My increasing skepticism proved fatal to a relationship I was having with a woman in her early 20s, who wanted to be married in a Mormon Temple. I was also introduced to a depression like none I had ever known. I was alone and lonely, feeling like, “Yes, I have friends, but no one can help me resolve the pain of separation from faith.”

It must have been sometime in early 2007 when I found a book called Zen Mind, Beginner’s Mind, regarding a simple meditation technique where one sits down, keeps their back straight, and allows the mind to relax and (ideally) stop thinking. I would compare it to prayer, or any other form of meditation, except absent the thrill of speaking to an imaginary being, or that of having a mantra work to calm the mind. For me, the thrill came from realizing that I didn’t need God or any other faith-based (and hence unproven/unprovable) hypothesis to have a profoundly deep and relaxing experience of what I presently consider to be self-hypnosis.

The question always surfaces of, “What do you believe?” when speaking with believers. My answer is very simple: I believe in that for which I have evidence.

I believe that people are generally good, that we need no dictatorial, but loving sky-deity to give us the morality that has evolved with social mammals (and especially primates) for millions of years. I am a humanist, a somewhat agnostic atheist (if you would call someone like Bertrand Russell an agnostic), a skeptic, a nontheist, a non-believer, a heathen, and a blasphemer. I believe that critical consideration of faith through reason is something that can remove predispositions and untruths inherited by youthful indoctrination. I believe that criticizing faith is a good thing; respect the believer, but not the beliefs. Most of all, I believe in happiness. I believe that it is possible to be happy right now, and the idea that there is going to be a hereafter is nothing more than a pie-in-the-sky delusion (which accordingly grants little or no comfort in the tragic passing of loved ones).

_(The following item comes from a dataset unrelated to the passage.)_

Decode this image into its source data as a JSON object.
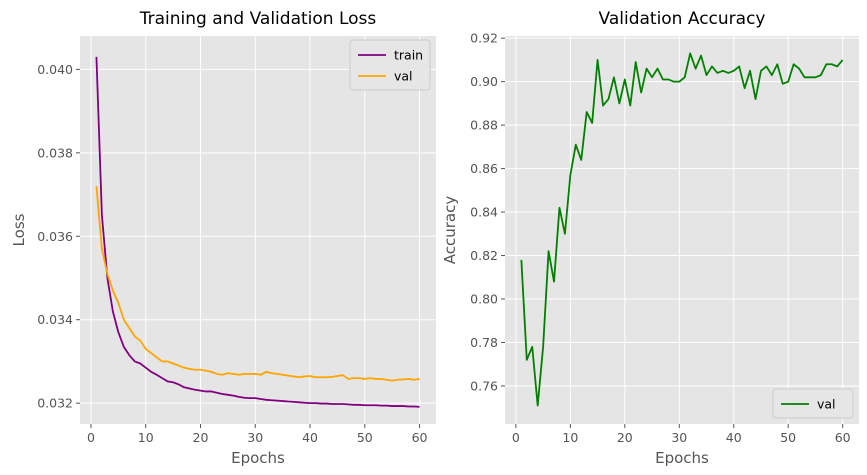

I do not believe there is such a thing as (paraphrased) “evidence of the unseen,” as Paul says (Heb. 11:1). There is evidence and lack thereof. It can be objectively shown or proven, or it cannot.

* I should mention that I still read the Tao Te Ching, and consider it to be excellent, as Eastern philosophy goes. If one reads Taoist literature (separate from the TTC), one will find revelations, miracles and a mythology of such very much as spectacular as Judeo-Christian and Muslim mythologies (see specifically The Pocket Tao Reader, edited and translated by Eva Wong).